Ben Margot/APNationals manager Matt Williams talks to his players as they stretch before Sunday's workout at AT&T Park.

Ben Margot/APNationals manager Matt Williams talks to his players as they stretch before Sunday's workout at AT&T Park.

Nationals manager Matt Williams has thought long and hard about his decision to remove Jordan Zimmermann with two outs in the ninth and go to closer Drew Storen, and he stands by it a day later.

Williams had extra innings after his ejection to ponder the move Saturday night, then a cross-country flight.

He says he would do it again, even if there's some agony involved given Storen blew the save chance and Washington lost to San Francisco 2-1 in 18 innings, putting the Nationals in an 0-2 hole in the NL Division Series.

The best-of-five matchup shifts to San Francisco for Game 3 Monday afternoon as Washington tries to save its season.

“I kicked myself on that. That's human nature,” Williams said Sunday. “You kick yourself any time it doesn't work. However, you have to put your guys in position to do their jobs and what they do. So that being said, I don't have a problem with it. It didn't work out. But we've got our best guy who is the closer coming in to pick up the guy that just gave us all he had for 8 2-3rds.”

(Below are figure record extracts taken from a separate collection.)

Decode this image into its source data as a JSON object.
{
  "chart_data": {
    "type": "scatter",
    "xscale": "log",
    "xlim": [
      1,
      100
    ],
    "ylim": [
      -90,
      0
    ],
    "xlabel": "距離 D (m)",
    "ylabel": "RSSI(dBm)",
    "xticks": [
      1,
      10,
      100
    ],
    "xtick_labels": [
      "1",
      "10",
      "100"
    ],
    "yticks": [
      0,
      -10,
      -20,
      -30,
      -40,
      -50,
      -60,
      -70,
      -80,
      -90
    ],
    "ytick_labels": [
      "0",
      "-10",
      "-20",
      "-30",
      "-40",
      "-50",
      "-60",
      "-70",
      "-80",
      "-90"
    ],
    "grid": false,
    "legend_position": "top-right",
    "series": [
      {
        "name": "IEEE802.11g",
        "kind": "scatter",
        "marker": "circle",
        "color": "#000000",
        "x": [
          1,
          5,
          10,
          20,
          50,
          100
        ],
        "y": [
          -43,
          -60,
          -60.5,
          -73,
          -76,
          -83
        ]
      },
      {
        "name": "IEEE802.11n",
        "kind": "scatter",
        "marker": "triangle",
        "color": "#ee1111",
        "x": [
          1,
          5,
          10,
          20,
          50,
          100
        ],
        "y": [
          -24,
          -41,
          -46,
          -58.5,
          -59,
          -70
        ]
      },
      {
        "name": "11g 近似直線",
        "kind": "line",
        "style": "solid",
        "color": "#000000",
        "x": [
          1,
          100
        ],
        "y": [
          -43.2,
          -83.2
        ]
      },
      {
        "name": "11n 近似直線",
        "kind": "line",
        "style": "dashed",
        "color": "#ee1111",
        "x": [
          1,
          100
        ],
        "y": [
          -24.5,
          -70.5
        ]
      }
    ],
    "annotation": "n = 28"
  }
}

“Now, could you say that it was the wrong move? Of course you can. You could say that. Could you say it was the right move? Yes, you could say that, as well. It didn't work out. That being said, it's, yeah, I kick myself for bringing Drew in and having him tie the game. Beyond that, we had nine more innings to win it. So that's how I look at it.”

The 96-win Nationals have relied on Storen to finish games since he became the regular closer in September when Williams went to a closer-by-committee system and demoted struggling Rafael Soriano. Storen had 11 saves and a 1.12 ERA in 65 games and 56 1-3 innings, and hadn't allowed an earned run in 23 appearances since Aug. 5.

Williams pulled Zimmermann after a two-out walk to Joe Panik. At that point, Zimmermann was pitching a three-hitter and had a 1-0 lead.

Buster Posey greeted Storen with a single and Pablo Sandoval followed with an RBI double. It was Storen's first postseason appearances since he failed to hold a ninth-inning lead against St. Louis in the deciding Game 5 of the 2012 NLDS.

“It's all good. Another day. It's nothing new, really. It's just kind of part of it,” Storen said Sunday. “It's the same stuff we've dealt with all year. It's just a different piece of adversity, and it's about coming back and playing our game.”

“It's obviously not ideal to be down 2-0, but we haven't lost hope and we know that we can come back and can do this. It just takes one inning, it takes one little thing. That's the fun thing about playoff baseball,” he said.

Williams understands the questions surrounding his move, considering the Nationals are now playing to save their season on the road rather than looking to take the lead in the division series.

“Yeah, could it have been over if one of those two guys makes an out? Yeah, it would have been over,” he said.